Background technique
The basic structure of polaroid includes intermediate PVA and two layers of TAC, and in liquid crystal display manufacturing field, polaroid is
The fundamental parts of liquid crystal display, when attaching liquid crystal display, the front and back sides of polaroid are difficult to judge polaroid by naked eyes,
Waste of material is be easy to cause in engineering process, working efficiency is low.
Currently, needing a kind of simple, convenient, efficient detection method in polaroid axial direction context of detection.
Summary of the invention
To overcome disadvantages mentioned above, the purpose of the present invention is to provide crystal balls to survey axial method, can simple, efficient detection
The axial direction of polaroid.
In order to reach the goals above, the technical solution adopted by the present invention is that: crystal ball surveys axial method, including following step
It is rapid:
Step S1: setting backlight station, crystal ball station and polaroid station, the backlight station are equipped with backlight, institute
Crystal ball station is stated equipped with crystal ball, the polaroid station is equipped with polaroid;
Step S2: the polaroid station is set to above the backlight station, and the polaroid is located at the backlight
Upper surface;
Step S3: the crystal ball station is set to above the polaroid station, and the crystal ball is located at the polaroid
Upper surface;
Step S4: observing inside the crystal ball, has aperture inside the crystal ball, has camber line in the aperture;
Step S5: by the camber line display direction in the aperture, judge polaroid axial direction, camber line direction is polarisation
Piece is axial;
When the camber line points up, then polaroid is axial above;When the camber line is downwardly directed, the polarisation bobbin
To in lower section;When the camber line is directed toward the left side, then polaroid is axial on the left side, when being axially directed to the right, then axial on the right side
Side.
Further, the crystal ball diameter range is 3 centimetres to 8 centimetres, and optimum value is 5 centimetres.
Further, the backlight is high-brightness LED lamp.
Further, the backlight and the polaroid and crystal ball are set in turn on same straight line.
Further, the distance between described backlight range is 1 millimeter to 8 millimeters, and optimum distance is 5 millimeters.
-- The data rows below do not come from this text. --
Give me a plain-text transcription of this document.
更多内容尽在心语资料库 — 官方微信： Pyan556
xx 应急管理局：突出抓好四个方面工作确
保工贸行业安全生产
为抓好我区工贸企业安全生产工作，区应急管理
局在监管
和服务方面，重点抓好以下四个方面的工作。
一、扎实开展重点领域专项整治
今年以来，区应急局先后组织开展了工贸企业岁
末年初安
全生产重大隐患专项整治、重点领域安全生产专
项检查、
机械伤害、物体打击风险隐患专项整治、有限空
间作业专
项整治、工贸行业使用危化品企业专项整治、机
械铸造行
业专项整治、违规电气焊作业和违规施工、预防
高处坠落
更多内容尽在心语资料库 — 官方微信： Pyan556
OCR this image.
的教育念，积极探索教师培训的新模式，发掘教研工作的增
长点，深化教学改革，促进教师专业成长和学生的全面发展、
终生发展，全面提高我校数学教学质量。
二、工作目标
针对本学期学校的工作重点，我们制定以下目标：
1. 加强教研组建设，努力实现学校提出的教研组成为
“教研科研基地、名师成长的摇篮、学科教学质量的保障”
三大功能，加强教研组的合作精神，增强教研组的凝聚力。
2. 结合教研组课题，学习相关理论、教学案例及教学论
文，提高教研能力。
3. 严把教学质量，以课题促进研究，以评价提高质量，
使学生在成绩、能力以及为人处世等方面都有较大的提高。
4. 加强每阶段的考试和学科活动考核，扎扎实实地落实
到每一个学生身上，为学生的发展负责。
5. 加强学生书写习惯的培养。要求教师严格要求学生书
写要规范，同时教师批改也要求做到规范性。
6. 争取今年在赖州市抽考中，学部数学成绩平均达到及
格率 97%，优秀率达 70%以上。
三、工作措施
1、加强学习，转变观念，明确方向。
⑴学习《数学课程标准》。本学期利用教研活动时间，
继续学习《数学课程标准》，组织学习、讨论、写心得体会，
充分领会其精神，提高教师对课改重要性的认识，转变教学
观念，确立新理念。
Further, the distance between the crystal ball and the polaroid be no more than 3 millimeters, optimum distance be zero away from
From.
The present invention has the advantage that as follows with good effect:
Crystal ball of the present invention surveys axial method, and it is simple to detect ancillary equipment used, and operation is convenient, detection efficiency is high, effect
Fruit is intuitive, obvious, ensure that polaroid is in the right direction when attaching liquid crystal display, to improve production and processing work effect
Rate.
Detailed description of the invention
Fig. 1 is that crystal ball of the present invention surveys axial method schematic diagram.
Specific embodiment
Following will be combined with the drawings in the embodiments of the present invention, and technical solution in the embodiment of the present invention carries out clear, complete
Site preparation description, it is clear that described embodiments are only a part of the embodiments of the present invention, instead of all the embodiments.It is based on
Embodiment in the present invention, it is obtained by those of ordinary skill in the art without making creative efforts every other
Embodiment shall fall within the protection scope of the present invention.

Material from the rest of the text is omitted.